I think I think a lot. Mostly useless stuff, but my mind is either churning or just stoning, in silent and standby mode. The problem is that most of the stuff that I churn out happens to be completely useless and random (i.e. unconnected to my other thoughts, and sometimes even disconnected from reality) I guess, from the accumulation of all these random thoughts, desires and opinions about life, one develops a self, a personality. It’s like a montage of sorts, that all these seemingly unconnected and random thoughts combine to form ‘the consciousness of jon kwok’. Similarly, I guess, the entire being of a person is cumulated from all aspects of his life: his thought processes, his relationships, his spirituality, his past experiences, his sexuality, his physical make-up, his emotional make-up, etc. All these combine, in a rojak way, to create the person of me, and the person of you. Maybe that’s why they say that everyone’s unique in his own way, because there is gotta be some part of this rojak that distinguishes you from your neighbour. Say, a deviant sexuality. Or, a unique religious viewpoint. Or, a painful family background. Or, a weird sense of humour. You get what I mean.

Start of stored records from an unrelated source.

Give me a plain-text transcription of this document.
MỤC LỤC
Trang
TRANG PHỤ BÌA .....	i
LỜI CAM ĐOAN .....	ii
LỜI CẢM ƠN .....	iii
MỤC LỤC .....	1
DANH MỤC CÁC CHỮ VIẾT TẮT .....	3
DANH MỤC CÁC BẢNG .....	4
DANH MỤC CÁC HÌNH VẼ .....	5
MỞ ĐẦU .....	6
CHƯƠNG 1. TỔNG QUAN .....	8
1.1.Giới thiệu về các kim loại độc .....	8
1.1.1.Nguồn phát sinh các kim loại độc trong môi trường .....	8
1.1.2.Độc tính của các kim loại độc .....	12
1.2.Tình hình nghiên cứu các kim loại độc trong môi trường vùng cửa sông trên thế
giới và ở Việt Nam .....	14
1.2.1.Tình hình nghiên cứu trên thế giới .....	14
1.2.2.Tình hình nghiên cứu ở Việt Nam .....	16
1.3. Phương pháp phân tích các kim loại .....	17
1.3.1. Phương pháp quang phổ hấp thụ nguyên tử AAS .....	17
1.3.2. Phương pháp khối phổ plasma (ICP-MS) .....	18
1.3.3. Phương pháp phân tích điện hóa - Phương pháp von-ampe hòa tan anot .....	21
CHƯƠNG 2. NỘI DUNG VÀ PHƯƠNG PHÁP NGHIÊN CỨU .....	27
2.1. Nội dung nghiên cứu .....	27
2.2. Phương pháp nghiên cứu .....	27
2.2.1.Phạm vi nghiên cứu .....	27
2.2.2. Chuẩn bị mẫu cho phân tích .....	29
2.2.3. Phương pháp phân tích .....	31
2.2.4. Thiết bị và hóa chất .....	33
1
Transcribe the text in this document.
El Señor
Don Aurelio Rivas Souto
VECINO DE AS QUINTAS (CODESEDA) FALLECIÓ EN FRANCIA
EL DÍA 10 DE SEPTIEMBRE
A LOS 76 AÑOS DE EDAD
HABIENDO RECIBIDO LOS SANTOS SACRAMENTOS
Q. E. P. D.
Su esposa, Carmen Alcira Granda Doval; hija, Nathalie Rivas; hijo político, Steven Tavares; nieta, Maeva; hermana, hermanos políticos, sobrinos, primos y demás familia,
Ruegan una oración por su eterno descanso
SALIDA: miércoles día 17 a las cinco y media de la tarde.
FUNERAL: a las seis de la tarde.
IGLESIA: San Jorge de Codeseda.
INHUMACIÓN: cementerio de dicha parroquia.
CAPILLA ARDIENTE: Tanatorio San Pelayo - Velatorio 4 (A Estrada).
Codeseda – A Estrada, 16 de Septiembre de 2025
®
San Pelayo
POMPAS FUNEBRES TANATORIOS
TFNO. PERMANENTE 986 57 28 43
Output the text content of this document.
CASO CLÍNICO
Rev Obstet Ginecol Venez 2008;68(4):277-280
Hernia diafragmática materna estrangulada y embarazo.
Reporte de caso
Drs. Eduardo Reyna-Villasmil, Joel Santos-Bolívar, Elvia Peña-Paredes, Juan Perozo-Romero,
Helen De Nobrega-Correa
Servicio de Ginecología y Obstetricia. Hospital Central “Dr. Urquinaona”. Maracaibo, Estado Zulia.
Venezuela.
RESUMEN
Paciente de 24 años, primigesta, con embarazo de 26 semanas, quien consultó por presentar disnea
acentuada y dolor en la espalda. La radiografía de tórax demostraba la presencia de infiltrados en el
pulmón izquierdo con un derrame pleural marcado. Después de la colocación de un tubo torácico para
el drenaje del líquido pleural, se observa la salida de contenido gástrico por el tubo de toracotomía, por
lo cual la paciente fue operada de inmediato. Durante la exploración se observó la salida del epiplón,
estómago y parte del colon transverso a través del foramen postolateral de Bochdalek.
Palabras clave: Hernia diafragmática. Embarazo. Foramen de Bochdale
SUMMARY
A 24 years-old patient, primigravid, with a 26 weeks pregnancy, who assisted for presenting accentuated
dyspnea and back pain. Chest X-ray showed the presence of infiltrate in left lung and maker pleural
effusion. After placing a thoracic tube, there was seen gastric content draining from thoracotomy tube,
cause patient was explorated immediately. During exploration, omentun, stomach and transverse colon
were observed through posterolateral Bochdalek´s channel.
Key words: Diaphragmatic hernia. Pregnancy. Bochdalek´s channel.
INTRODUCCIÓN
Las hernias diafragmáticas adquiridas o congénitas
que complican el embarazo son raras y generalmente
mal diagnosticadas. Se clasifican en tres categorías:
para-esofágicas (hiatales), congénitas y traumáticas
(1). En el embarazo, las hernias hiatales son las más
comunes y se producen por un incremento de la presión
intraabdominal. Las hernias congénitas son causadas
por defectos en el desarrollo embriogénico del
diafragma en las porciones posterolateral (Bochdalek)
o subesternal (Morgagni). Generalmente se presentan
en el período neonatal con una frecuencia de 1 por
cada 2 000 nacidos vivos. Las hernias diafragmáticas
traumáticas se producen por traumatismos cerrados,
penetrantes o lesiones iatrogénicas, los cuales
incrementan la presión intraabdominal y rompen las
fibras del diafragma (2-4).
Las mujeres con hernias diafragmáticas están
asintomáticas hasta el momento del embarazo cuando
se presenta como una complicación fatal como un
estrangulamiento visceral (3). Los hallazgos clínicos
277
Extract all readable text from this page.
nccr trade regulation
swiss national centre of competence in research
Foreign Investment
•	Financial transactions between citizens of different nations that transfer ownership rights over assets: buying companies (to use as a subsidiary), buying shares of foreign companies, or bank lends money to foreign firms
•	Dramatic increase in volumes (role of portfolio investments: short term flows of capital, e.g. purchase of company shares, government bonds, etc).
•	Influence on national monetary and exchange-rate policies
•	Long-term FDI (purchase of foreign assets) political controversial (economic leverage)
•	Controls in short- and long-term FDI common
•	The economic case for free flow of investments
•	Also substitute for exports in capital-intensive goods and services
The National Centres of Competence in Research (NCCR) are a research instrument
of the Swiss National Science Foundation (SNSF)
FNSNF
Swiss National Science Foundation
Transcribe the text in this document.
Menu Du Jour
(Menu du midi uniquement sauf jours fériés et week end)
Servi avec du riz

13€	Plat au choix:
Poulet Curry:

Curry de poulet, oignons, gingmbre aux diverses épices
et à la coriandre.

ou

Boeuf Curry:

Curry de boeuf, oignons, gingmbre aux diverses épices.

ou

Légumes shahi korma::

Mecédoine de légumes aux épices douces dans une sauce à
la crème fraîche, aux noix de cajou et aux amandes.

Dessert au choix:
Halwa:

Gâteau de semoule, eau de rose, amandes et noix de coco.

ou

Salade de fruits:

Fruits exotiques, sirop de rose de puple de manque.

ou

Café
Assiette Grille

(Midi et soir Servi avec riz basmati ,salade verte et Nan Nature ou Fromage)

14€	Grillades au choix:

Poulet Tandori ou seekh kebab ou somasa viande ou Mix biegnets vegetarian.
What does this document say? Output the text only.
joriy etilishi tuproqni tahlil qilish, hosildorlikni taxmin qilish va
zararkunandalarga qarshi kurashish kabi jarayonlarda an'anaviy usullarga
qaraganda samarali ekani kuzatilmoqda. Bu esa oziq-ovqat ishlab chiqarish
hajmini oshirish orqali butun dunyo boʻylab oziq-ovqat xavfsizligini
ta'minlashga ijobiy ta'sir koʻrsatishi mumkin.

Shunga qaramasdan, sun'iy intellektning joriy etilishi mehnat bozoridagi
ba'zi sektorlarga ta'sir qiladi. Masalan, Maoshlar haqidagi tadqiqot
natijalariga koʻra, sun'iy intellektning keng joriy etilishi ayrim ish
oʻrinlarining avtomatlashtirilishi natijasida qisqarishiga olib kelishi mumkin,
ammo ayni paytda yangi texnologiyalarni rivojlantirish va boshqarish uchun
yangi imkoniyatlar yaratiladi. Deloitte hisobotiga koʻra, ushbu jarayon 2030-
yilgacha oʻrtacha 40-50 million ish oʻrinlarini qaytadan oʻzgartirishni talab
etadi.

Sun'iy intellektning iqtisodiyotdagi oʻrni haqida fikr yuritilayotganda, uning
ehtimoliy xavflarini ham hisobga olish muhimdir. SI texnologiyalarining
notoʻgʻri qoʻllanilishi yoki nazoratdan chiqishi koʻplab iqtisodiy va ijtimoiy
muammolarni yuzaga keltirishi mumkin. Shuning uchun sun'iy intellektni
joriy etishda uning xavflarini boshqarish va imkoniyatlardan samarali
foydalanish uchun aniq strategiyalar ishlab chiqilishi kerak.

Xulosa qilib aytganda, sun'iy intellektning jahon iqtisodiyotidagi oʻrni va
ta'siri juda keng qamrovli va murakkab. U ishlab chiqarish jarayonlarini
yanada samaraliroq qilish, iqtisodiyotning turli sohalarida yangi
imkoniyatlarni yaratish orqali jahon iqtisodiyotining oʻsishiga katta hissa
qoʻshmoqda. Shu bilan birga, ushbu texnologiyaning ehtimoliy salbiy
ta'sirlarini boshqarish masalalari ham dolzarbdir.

Anyway, this musing was so random and out of point. See my point? The problem is that most of the stuff that I churn out happens to be completely useless and random.

Anyway, there is sometimes this stupid narcissistic desire to record everything I observe and think, for my own (and the world’s) reference. Like it even matters! But it’s such a desire that sits me in front of my laptop daily, re-looking my pictures and typing out the previous day’s events, rather than going out and doing more exploring. I want to remember, that’s why I record. And I want to be heard, that’s why I blog.

Everyone wants to be heard, that’s why we all need a friend.

Ok my mind is doing freaking cartwheels. I could go on and on, about the way everyone needs a friend. Today is a good day, where I can just go on and on and talk. Normally I cannot, I need someone to engage me. But today I’m in rambling mode. I’m like, talking to myself only.

Anyway shoosh. I need to get to the point, i.e. more about my life in the USA.

I got to sleep in my room last night, fortunately. Eisen went back first while I went about exploring Time Square and Broadway and he fell asleep, and I was outside, and no amount of knocking and calling his mobile phone could wake that sleeping log. I was irate, to say the least, and was almost resigned to sleeping in the lobby when I heard a low drowsy voice calling my name. Ah, salvation had come.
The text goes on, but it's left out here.